About

DCKingsley Marshall is an academic and journalist who lectures in film, and contributes music and film criticism, features and reviews to Clash, Little White Lies, Shook and Big Screen magazines in the UK, and Film International overseas. His current research primarily orientates around the use of sound (including music and effects) in film, though he is also due to publish pieces on representations of US Presidents in cinema – including chapters on Oliver Stone’s W. and a second on Ron Howard’s Frost/Nixon – during 2010. He occasionally writes reviews and biographies for Allmediaguide, and continues to contribute video game criticism and technology stories for anyone kind enough to ask him. Deconstructed is the archive of that writing.

Kingsley began writing at the tail end of the 1980s – an expansive record collection having taken him from the turntables to the recording studio and, eventually, the word processor. In recent years, like some kind of musical Marty McFly, he’s made a return journey and hopes to finally deliver on a record deal, originally signed in 1998, in 2010. He is aware that his album has taken longer than Guns N’ Roses Chinese Democracy and hopes that it too will go multi-platinum.

He has written about all aspects of popular culture – from music through to film, video games, the internet and literature – for the BBC, MTV and Amazon, in the pages of anthologies on hip hop and soul, album sleeve notes and biographies, and over 20 magazines, including Mixmag, Blues & Soul, iDJ, Dazed, Touch, Darker Than Blue, Notion, DJ, Wax, Grand Slam, Knowledge, ATMStranger, Muzik, and Hip Hop Connection amongst others in the UK, in addition to Break It Up in France, 3D World in Australia, Zavtone in Japan, and Urb, Massive, BPM and XLR8R in the US.

Established in 1996 as a resource for cultural ephemera, Deconstructed also spawned club nights at a smattering of venues.

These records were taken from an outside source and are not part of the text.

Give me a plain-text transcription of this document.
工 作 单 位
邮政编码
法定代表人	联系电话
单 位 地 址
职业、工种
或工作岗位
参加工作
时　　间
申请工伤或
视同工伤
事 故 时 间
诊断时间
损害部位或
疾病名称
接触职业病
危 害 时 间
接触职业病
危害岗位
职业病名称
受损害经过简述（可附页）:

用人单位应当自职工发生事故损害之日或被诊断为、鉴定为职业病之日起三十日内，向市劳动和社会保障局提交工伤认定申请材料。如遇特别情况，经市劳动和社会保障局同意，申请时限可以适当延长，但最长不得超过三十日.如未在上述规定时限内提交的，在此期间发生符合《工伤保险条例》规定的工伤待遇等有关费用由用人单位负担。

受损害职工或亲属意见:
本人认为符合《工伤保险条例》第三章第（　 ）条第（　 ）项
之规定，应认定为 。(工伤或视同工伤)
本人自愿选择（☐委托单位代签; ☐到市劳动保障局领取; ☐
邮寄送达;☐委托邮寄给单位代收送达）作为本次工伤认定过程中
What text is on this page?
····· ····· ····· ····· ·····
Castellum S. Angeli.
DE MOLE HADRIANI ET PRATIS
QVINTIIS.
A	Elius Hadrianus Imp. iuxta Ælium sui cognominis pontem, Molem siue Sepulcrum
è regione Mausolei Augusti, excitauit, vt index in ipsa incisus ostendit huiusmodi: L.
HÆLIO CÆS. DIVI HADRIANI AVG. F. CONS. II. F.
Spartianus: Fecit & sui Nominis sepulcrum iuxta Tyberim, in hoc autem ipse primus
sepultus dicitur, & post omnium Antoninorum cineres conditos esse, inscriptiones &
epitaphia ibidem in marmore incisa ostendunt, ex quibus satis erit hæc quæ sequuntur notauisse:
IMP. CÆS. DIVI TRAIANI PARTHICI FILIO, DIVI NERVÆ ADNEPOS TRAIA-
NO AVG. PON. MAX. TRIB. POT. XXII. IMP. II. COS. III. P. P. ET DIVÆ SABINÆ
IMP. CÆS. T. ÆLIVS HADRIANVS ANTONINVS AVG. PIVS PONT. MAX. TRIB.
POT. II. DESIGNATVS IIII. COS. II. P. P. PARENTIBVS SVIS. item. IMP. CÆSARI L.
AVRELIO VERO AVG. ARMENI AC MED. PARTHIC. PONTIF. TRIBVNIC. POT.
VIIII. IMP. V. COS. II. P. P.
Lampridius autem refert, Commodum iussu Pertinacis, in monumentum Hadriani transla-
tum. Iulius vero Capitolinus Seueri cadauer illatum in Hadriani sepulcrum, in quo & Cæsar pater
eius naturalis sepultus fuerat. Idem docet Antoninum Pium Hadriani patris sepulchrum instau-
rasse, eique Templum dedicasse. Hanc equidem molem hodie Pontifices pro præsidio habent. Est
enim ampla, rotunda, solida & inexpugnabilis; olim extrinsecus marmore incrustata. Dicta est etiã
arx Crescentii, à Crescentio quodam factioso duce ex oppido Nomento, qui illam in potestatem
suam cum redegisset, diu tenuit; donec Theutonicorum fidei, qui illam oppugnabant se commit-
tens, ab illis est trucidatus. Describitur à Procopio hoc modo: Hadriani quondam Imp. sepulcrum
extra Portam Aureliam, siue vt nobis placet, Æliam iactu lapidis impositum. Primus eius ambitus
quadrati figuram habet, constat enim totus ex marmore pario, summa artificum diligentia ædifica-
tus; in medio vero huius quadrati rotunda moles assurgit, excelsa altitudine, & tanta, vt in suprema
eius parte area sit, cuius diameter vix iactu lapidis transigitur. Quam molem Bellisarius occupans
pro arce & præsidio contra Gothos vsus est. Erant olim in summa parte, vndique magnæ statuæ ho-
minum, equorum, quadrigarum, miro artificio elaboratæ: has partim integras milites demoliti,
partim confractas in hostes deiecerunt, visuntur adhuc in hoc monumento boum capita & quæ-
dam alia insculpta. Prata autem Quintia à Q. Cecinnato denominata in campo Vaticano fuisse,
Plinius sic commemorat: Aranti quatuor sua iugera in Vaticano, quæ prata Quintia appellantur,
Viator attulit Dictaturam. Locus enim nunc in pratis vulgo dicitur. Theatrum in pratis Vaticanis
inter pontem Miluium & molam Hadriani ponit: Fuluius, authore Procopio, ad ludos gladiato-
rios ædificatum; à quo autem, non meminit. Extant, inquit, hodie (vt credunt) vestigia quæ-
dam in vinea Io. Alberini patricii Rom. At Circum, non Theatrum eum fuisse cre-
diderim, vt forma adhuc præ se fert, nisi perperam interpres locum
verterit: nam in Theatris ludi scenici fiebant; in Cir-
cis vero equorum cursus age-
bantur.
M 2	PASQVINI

Deconstructed Live has drawn upon the movers and shakers of independent music in an irregular showcase of contemporary music. Guests have included Ladytron, Tom Middleton, The Big Chill, Rob Da Bank, Mark Pritchard, the Rephlex Disco Assault System, Luke Vibert, Bonobo, Jamie Odell, Ian Simmonds, Quantic and Riton – DJ sets from whom are peppered across this site.

Heralded by the NME as one of the best nights in the country, The Guardian were kind enough to profile Deconstructed Live as, “one of those nights that nightclubbing was made for,” whilst style bible i-D went even further, describing Kingsley, somewhat bizarrely, as an “Orwellian-era disc-jockey and romantic poetry quoting soul boy.”  If you take that as meaning he couldn’t mix his way out of a paper bag, and plays sets guaranteed to include at least Ennio Morricone record, then they were right on the money.